Weniger Interesse an Heilerziehungspflege: "Wir steuern auf Versorgungslücke zu"

Die Fachschule für Heilerziehungspflege und Heilerziehungspflegehilfe der Katholischen Jugendfürsorge (KJF) in Dürrlauingen feiert das 50-jährige Bestehen. In diesem Kurs geht es um die Krankenpflege.
Foto: Bernhard Weizenegger

Plus Ob Pflege oder Kinderbetreuung: Wer im sozialen Bereich arbeitet, um den buhlen Arbeitgeber. In Dürrlauingen merkt man: Auch Heilerziehungspfleger sind Mangelware.

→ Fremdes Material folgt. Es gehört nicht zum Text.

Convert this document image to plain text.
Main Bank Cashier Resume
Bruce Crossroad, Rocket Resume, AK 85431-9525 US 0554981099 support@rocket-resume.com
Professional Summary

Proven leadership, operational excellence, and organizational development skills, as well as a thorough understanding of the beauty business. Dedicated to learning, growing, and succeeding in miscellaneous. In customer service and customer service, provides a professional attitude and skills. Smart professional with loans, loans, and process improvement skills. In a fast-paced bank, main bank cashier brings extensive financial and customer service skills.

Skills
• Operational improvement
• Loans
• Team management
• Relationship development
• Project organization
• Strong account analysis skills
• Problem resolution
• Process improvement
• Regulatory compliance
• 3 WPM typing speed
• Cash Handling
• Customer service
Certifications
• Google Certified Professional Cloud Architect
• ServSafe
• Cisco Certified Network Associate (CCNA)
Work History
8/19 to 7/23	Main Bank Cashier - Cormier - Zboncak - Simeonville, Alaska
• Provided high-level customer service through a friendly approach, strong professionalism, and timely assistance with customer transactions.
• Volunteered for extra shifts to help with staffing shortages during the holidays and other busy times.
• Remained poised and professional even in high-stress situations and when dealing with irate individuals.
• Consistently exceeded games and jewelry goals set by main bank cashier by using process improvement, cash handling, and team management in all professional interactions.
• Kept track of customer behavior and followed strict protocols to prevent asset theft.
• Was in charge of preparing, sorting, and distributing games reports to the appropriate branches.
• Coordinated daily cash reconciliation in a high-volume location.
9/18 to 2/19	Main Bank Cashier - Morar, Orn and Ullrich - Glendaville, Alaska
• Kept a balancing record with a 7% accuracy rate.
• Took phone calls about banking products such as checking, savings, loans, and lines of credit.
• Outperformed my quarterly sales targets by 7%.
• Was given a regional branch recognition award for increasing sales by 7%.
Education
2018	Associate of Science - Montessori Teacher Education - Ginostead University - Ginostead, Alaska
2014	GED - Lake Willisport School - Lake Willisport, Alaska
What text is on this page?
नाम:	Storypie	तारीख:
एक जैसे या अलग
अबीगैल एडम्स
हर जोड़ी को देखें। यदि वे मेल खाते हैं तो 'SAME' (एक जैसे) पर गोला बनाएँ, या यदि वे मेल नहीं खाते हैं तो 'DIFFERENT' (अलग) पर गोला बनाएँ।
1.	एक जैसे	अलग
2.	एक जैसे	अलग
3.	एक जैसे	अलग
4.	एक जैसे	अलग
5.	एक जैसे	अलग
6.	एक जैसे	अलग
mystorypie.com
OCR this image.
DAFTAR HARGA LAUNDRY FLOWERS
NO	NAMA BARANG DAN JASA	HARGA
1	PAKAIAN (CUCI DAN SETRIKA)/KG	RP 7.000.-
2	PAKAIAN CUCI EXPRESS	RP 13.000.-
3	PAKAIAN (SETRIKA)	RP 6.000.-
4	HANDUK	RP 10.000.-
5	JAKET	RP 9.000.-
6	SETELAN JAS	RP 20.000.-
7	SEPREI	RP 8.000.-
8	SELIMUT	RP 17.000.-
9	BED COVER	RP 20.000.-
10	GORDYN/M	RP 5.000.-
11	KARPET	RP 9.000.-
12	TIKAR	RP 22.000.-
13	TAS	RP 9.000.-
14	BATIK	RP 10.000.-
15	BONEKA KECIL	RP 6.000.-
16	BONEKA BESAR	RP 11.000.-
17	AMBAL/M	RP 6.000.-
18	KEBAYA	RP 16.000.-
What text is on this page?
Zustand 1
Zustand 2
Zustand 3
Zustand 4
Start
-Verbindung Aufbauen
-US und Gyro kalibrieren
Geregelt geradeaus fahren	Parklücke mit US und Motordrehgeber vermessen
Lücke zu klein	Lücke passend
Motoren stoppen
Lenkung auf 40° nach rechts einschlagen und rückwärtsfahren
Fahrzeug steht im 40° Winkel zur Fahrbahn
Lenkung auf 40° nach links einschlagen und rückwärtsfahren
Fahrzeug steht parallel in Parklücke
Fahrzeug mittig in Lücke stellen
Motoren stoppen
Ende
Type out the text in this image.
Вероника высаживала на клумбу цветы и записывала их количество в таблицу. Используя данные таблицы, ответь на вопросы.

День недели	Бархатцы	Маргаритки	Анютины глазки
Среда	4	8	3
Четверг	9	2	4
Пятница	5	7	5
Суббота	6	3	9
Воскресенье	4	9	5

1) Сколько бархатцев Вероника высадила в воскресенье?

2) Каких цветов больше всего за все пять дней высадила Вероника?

Berufsmessen sind reihenweise ausgefallen. Und auch Schulen bieten keine Orientierungstage in Präsenz an. Die Corona-Pandemie macht es vielen Arbeitgebern und Ausbildern schwer, junge Menschen auf sich beziehungsweise ihren Beruf aufmerksam zu machen. Vor diesem Problem steht auch die Fachschule für Heilerziehungspflege und Heilerziehungspflegehilfe der Katholischen Jugendfürsorge (KJF) in Dürrlauingen. Noch merke man das zwar nicht an den Schülerzahlen, aber das Loch werde kommen. Da ist sich die stellvertretende Schulleiterin Petra Wenger sicher. Die Bewerberzahlen seien bereits rückläufig. Und das würden wiederum die Einrichtungen merken, die nach entsprechendem Personal suchen. Doch das ist nicht der einzige Grund, warum die 53-Jährige dringend "Werbung" für die Berufe machen will im Jubiläumsjahr der Schule. Vor 50 Jahren war es eine der ersten Fachschulen dieser Art in ganz Bayern.